SEC Considerably Understates Costs of Rule 12b-1 Reform Proposal

By ICI Viewpoints

December 01, 2010

Following up on our November comment letter to the Securities Exchange Commission, ICI conducted and submitted our own cost-benefit analysis of the SEC’s proposal to replace Rule 12b-1. The takeaway? The SEC’s proposal understates the costs of reforming Rule 12b-1, while overstating the benefits.
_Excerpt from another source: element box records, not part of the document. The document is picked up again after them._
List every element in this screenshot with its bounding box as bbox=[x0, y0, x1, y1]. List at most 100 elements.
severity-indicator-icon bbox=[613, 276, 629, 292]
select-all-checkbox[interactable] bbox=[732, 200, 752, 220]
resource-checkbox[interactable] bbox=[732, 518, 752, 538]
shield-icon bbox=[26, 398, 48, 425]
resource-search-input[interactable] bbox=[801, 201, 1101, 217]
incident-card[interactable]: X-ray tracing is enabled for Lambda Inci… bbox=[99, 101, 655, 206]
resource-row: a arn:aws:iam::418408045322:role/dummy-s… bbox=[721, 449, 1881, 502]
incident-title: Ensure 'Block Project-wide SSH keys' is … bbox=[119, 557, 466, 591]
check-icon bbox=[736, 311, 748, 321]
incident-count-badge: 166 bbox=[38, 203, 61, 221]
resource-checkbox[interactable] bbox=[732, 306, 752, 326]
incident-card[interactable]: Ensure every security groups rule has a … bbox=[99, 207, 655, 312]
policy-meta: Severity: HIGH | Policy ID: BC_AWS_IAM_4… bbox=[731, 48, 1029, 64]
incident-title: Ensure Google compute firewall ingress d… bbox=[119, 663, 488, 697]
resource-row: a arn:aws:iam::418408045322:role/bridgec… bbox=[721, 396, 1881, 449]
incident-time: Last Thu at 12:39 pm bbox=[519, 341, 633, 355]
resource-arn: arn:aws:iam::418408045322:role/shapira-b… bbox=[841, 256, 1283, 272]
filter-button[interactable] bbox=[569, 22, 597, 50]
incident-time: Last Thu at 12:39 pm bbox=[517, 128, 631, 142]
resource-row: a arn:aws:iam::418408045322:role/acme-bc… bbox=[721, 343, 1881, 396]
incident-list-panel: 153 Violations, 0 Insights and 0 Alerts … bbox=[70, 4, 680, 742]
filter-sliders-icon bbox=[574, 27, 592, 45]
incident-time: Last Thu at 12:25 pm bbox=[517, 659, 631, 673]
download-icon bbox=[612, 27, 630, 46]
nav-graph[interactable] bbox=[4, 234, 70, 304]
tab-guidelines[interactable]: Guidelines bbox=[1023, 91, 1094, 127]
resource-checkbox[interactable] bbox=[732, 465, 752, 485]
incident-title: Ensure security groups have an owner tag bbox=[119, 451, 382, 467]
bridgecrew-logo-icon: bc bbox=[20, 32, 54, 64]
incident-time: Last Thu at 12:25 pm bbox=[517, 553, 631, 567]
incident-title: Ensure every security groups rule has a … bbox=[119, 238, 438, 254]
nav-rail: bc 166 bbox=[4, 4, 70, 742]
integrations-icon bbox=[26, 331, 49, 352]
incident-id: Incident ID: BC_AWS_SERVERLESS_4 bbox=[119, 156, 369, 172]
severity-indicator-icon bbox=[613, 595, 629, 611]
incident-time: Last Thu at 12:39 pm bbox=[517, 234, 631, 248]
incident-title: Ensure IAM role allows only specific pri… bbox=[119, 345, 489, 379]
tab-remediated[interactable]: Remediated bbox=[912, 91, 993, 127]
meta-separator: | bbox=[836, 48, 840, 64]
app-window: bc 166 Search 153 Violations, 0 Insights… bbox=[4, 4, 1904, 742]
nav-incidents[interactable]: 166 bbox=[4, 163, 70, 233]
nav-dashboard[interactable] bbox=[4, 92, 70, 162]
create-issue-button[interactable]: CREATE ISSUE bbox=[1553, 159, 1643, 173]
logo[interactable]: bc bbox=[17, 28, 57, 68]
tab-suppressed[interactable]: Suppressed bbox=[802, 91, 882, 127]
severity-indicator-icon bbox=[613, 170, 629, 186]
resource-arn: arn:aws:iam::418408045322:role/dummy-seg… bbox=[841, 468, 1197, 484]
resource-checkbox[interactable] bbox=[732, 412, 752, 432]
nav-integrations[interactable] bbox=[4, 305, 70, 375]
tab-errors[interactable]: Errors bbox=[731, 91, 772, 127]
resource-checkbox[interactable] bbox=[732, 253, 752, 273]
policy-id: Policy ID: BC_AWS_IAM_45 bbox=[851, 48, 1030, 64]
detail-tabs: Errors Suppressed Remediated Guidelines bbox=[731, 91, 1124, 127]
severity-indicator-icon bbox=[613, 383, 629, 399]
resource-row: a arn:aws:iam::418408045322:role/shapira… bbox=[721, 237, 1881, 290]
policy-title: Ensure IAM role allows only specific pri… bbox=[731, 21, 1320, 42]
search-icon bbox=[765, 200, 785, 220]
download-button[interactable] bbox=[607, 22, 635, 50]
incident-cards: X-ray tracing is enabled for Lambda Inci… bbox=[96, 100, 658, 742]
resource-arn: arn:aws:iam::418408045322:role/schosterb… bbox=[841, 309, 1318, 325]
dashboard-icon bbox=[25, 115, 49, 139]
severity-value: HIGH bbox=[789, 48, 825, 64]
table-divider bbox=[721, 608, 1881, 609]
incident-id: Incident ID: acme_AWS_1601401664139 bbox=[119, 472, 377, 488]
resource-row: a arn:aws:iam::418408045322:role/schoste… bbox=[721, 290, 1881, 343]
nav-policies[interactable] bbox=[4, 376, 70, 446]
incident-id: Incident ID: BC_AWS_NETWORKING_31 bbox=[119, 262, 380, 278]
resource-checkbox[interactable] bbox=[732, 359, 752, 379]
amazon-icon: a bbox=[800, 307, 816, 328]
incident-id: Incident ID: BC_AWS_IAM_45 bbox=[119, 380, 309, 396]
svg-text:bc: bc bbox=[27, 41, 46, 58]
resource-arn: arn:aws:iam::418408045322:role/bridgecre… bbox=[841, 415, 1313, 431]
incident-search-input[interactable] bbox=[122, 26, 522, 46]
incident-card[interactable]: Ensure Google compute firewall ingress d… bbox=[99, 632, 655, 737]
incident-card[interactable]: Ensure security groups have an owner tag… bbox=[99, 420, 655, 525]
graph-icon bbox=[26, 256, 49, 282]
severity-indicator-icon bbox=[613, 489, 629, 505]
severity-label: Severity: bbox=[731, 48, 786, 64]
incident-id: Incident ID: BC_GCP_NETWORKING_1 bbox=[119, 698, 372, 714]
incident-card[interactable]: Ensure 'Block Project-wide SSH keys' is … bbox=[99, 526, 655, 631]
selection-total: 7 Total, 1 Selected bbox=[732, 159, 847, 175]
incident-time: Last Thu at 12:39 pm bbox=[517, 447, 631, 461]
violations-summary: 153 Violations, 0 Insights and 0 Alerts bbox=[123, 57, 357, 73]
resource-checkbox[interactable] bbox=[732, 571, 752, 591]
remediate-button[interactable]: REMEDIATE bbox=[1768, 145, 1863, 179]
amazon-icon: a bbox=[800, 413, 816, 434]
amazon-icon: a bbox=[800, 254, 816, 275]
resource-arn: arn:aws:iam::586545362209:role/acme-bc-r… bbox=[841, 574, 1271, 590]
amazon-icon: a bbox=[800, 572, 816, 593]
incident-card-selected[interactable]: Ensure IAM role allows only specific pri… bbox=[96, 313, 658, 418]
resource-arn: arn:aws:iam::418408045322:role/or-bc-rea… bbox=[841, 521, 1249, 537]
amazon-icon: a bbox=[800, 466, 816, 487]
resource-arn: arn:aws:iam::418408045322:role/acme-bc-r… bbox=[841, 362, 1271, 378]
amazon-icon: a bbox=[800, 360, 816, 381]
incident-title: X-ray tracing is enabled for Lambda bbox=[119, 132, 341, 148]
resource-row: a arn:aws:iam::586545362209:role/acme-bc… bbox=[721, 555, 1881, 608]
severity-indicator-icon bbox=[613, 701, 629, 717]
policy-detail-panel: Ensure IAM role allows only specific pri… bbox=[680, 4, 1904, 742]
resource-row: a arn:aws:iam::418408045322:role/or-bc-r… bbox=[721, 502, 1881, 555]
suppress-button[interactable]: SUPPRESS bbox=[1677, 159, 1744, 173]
Here are a few key points from our analysis:

  • The cost of implementing the rule is estimated to be $418 million initially, more than twice the $159 million estimated by the SEC. In addition, we anticipate that the annual ongoing costs to funds cumulated over the five-year grandfathering period would conservatively amount to $345 million, over eight times the $40 million that the SEC estimated. We estimated these costs based on information from 20 fund complexes with 1,044 funds that account for 64 percent of assets held in share classes with a 12b-1 fee greater than 25 basis points.
  • We see little basis for the SEC’s hypothesis that the proposed rule will convey annual benefits to fund shareholders of $1.1 billion to $1.3 billion. The SEC proposal would cap the asset-based distribution fees that investors pay through funds. The Commission assumes this cap will allow shareholders to pay intermediaries less—yet still receive comparable services. This ignores market realities. The $1.1 to $1.3 billion reduction in the fees paid by investors through mutual funds will be matched by a one-for-one dollar increase in fees that they would pay outside of funds. In effect, the SEC proposal would do nothing more than “squeeze a balloon.”
  • The SEC fails to address other ramifications of the proposal. The SEC’s cost-benefit analysis simply does not anticipate or address fully such areas as the proposal’s impact on investors in retirement share classes or on small investors seeking professional investment services. Nor has the SEC fully considered the possibility that a vast restructuring of the fund distribution system could shift incentives for brokers and financial advisers to promote other, less regulated financial products—and whether that would be beneficial or costly to investors.

Bottom line: the likely costs of the SEC proposal far outweigh the potential benefits. The Commission must take a further and more careful look at its economic analysis before proceeding with this rulemaking.